Aetiology

Advances in understanding epilepsy in childhood have come from the newer medical technologies. Recognition of a typical spike-wave pattern has led to the identification of benign focal epilepsy; CT scanning and high-resolution magnetic resonance imaging ( MRI) have led to the recognition of mesial temporal sclerosis, tuberous sclerosis, neuroblast migrational disorders, and small temporal lobe tumours. Positron emission tomography scanning can demonstrate lesions undetected by MRI, such as focal lesions in patients with hypsarrthymia. Advances in surgical procedures have decreased the risks associated with callosotomies and hemispherectomies used for catastrophic seizures. New understanding about neurotransmitters involved in the production and inhibition of seizures has led to advances in seizure medications.

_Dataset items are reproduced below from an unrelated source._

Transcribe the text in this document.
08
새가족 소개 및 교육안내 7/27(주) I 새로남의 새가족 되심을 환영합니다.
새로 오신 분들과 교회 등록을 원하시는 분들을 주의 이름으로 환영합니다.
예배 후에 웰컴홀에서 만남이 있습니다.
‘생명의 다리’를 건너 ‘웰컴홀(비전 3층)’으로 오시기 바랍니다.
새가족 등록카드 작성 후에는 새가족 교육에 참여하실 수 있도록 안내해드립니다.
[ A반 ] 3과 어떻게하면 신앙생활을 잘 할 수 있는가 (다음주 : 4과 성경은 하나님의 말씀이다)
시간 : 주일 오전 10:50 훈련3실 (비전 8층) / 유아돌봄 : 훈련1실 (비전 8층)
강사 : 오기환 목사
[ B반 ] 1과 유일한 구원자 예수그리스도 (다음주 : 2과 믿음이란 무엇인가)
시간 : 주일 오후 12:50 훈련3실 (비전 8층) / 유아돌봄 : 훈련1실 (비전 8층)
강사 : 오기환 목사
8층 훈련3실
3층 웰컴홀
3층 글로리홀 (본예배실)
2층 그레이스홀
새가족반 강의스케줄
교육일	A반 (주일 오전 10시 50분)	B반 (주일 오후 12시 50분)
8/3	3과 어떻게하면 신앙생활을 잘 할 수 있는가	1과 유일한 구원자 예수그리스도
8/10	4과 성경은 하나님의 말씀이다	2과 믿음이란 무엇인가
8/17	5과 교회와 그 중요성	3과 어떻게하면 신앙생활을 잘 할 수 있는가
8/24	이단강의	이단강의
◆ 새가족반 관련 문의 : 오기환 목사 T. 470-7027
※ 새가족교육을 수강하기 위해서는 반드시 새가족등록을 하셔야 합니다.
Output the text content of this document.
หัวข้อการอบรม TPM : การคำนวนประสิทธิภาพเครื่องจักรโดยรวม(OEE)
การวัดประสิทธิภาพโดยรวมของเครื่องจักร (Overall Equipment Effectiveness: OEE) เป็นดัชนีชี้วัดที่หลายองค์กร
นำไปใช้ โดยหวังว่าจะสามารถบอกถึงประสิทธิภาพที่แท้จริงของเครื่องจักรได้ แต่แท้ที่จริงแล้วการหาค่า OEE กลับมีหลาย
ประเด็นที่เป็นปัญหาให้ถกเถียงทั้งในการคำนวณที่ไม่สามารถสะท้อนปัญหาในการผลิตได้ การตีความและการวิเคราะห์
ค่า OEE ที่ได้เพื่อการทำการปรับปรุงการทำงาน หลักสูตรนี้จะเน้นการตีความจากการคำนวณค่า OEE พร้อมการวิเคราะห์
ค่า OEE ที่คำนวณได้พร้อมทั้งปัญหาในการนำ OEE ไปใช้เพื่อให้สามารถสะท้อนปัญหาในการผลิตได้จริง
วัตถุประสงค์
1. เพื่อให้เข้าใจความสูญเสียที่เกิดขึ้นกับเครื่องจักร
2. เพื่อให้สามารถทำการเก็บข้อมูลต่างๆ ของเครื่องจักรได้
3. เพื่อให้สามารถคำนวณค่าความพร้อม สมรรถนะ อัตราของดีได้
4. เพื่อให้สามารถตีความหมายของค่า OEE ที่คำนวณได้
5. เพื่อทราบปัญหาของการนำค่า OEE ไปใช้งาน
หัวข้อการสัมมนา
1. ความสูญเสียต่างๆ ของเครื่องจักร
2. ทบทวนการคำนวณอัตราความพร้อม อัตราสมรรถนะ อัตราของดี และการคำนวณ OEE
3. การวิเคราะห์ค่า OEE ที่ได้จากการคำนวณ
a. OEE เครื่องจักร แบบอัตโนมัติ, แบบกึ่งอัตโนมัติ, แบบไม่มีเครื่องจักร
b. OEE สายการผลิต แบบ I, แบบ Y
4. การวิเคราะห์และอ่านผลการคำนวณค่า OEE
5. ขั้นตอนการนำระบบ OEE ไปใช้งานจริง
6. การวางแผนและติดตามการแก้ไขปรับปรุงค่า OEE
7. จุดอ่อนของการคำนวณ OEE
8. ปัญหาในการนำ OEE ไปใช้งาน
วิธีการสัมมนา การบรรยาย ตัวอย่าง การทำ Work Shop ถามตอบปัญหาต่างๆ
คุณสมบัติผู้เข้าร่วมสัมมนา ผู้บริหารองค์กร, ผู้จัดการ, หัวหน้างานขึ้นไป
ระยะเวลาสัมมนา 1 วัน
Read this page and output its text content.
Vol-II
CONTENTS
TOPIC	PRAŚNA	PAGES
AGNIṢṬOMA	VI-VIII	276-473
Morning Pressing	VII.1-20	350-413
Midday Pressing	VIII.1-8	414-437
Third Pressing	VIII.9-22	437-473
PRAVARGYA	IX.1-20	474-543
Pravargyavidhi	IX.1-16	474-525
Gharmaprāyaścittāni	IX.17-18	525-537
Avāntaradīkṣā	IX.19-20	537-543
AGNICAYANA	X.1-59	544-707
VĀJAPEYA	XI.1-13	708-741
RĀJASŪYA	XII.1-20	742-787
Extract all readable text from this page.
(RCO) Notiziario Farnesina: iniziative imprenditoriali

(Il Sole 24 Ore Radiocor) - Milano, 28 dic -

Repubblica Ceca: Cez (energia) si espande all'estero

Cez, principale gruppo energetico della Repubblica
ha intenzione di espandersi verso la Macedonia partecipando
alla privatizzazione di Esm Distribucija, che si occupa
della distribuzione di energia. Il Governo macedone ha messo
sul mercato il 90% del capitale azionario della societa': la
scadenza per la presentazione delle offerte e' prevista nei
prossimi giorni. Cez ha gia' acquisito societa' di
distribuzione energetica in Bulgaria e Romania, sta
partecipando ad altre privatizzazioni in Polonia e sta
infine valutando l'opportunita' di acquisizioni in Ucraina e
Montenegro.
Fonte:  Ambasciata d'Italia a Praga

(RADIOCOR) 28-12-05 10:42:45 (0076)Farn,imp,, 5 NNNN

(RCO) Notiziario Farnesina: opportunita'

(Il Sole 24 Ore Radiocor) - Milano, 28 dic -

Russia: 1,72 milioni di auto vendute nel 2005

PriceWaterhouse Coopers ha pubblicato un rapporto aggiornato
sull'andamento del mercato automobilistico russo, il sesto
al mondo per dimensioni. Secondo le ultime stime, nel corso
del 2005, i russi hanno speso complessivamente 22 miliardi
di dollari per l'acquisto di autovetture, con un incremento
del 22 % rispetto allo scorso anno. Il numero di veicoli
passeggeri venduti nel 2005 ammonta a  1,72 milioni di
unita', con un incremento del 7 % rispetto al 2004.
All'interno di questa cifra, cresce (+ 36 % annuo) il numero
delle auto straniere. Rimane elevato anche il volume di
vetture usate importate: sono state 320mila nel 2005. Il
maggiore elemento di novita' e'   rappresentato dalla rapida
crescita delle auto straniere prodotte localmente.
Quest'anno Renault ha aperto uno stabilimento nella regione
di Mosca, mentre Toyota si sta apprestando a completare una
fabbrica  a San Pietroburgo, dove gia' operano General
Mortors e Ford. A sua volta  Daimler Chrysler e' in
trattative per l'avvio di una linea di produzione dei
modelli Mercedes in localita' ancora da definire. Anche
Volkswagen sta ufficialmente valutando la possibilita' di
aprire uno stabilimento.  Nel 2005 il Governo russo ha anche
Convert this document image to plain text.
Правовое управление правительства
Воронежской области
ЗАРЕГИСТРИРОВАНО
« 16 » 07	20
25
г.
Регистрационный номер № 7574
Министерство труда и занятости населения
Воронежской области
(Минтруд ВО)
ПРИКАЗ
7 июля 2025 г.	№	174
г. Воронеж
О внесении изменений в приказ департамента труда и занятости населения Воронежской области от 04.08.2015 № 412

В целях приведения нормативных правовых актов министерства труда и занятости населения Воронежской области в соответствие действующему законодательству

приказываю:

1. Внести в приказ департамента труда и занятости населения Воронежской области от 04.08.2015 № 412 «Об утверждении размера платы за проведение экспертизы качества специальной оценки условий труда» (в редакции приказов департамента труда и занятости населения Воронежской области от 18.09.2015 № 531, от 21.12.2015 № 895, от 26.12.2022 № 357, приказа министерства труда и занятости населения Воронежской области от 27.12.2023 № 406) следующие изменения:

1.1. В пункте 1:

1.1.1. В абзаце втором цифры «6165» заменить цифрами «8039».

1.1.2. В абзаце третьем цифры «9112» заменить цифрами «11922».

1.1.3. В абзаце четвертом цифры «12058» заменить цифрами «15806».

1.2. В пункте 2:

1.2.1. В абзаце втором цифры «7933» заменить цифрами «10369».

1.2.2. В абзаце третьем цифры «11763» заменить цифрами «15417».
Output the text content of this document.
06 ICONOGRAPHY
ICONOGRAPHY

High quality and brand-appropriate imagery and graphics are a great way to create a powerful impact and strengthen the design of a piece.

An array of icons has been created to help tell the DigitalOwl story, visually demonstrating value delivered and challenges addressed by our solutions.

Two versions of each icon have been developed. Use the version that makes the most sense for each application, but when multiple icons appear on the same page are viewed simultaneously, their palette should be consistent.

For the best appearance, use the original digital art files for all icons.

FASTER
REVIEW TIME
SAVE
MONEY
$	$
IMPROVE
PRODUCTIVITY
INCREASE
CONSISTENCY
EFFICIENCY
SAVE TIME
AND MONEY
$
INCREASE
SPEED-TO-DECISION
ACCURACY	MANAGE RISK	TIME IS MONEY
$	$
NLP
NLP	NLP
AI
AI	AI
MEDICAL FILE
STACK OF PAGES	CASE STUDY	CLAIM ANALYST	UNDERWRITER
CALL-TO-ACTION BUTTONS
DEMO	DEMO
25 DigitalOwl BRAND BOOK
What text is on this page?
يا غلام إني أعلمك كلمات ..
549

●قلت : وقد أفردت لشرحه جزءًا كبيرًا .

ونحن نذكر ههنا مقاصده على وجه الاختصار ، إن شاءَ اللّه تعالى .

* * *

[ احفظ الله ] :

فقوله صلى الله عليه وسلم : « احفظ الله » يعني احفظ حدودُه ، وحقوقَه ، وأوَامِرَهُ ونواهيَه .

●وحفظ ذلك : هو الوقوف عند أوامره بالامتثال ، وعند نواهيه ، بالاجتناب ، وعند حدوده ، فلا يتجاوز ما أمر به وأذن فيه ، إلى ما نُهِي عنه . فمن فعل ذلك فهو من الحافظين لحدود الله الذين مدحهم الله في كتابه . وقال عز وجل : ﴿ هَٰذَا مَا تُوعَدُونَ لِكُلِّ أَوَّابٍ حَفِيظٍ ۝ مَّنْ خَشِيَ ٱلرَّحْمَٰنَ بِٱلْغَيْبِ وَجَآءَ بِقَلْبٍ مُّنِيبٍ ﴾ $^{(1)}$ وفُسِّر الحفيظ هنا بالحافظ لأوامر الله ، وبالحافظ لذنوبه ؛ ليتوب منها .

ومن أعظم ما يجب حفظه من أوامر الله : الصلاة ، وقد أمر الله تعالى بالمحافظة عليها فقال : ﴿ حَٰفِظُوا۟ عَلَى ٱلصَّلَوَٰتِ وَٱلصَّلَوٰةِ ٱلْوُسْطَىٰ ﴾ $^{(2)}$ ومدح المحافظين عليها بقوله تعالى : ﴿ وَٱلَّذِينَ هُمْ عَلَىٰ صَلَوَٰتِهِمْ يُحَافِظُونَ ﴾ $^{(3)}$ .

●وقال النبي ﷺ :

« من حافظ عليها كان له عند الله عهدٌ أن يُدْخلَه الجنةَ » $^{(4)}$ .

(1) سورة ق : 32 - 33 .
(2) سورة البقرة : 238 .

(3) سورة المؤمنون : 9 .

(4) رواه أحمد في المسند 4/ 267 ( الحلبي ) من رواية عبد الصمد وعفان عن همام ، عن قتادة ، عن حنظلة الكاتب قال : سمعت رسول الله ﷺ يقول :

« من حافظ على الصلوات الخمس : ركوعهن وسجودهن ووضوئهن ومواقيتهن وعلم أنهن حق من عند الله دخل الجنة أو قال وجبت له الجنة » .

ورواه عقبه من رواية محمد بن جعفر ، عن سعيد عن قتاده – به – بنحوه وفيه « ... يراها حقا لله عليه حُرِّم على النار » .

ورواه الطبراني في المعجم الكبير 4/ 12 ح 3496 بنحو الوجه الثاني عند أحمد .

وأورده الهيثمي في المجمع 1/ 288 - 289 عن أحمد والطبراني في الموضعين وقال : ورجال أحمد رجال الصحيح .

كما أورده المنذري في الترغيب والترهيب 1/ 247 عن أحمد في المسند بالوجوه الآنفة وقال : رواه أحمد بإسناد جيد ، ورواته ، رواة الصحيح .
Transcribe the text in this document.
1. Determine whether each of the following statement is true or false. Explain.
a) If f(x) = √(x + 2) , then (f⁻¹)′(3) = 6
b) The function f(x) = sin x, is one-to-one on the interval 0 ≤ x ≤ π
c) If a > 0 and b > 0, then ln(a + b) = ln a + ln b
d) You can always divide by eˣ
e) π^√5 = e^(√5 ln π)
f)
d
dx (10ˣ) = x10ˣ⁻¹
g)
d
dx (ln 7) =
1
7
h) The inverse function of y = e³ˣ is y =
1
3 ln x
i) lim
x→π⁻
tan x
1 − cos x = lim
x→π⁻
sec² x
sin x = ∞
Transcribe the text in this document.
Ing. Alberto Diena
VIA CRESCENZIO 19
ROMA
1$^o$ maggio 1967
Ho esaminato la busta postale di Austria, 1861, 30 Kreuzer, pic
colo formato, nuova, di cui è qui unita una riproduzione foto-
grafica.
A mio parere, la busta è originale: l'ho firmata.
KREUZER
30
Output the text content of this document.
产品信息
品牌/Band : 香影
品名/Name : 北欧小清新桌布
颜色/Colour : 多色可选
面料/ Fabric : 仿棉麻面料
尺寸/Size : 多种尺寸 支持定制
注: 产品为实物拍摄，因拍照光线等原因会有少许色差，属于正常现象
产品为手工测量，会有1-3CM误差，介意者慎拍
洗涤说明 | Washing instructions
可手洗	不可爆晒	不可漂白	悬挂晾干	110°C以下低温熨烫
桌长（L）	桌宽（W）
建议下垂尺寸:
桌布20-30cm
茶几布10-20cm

Epileptic seizures are the result of an imbalance between inhibitory (g-aminobutyric acid ( GABA)) and excitatory (glutamate) neurotransmitter systems. Neuronal hyperexcitability leading to seizures may result from decreased inhibition or increased excitation. (58) Epilepsy has its highest incidence in childhood, suggesting that the immature brain is more vulnerable to seizures than the mature brain—a finding that is borne out by animal studies. Decreased inhibition or increased excitation may result in neuronal excitability and seizures.(58) The specific mechanisms responsible for this imbalance remain uncertain.(58) However, it is known that the binding of GABA to GABAa receptors opens a chloride channel (ionophore) leading to a flux of chloride ions and consequent membrane hyperpolarization: it is also known that there are fewer GABAA high-affinity receptors in immature animals. Similarly, there are maturational differences in the development of major ionotrophic receptors in excitatory systems and in the activation of M-methyl-D-aspartate receptors. In younger animals this results in larger excitatory post-synaptic potentials. It remains a puzzle why certain seizure types are age-specific in their onset.(59)

Epilepsy syndromes may have a genetic basis.(6,9 Gene localization for five epilepsy syndromes with Mendelian inheritance are recognized, and localization has been suggested in three epilepsies with complex inheritance. Those epilepsies with a single gene inheritance include symptomatic epilepsies with associated diffuse brain dysfunction and idiopathic epilepsies, where the seizures are the primary brain abnormality. Idiopathic single gene epilepsies include benign, familial neonatal convulsions, in which genetic linkage to chromosomes 20q and 8q have been demonstrated. to date, four autosomal dominant forms of epilepsy have been described. The first genetic defect described in idiopathic epilepsy is in autosomal-dominant nocturnal frontal-lobe epilepsy ( ADNFLE), where a genetic defect with two different mutations in the a4-subunit of the nicotinic acetylcholine receptor has been identified. Subsequently, it has been shown that, although the ADNFLE phenotype is clinically homogeneous, there are a variety of molecular deficits responsible for this disorder, (61) highlighting the complexity in understanding the basic mechanisms of epileptogenesis. Molecular genetic studies are expected to lead to the discovery of other epilepsy genes. Investigation of animal models of epilepsy are continuing. (62>

The aetiology of temporal lobe seizures includes mesial temporal sclerosis, tumours, and cortical dysplasia. The younger the child, the less frequent is mesial temporal sclerosis. Other factors linked to aetiology are proposed: temporal lobe hypoperfusion and hypometabolism in Landau-Kleffner syndrome, and diffuse cortical and subcortical hypoperfusion in Lennox-Gastaut syndrome.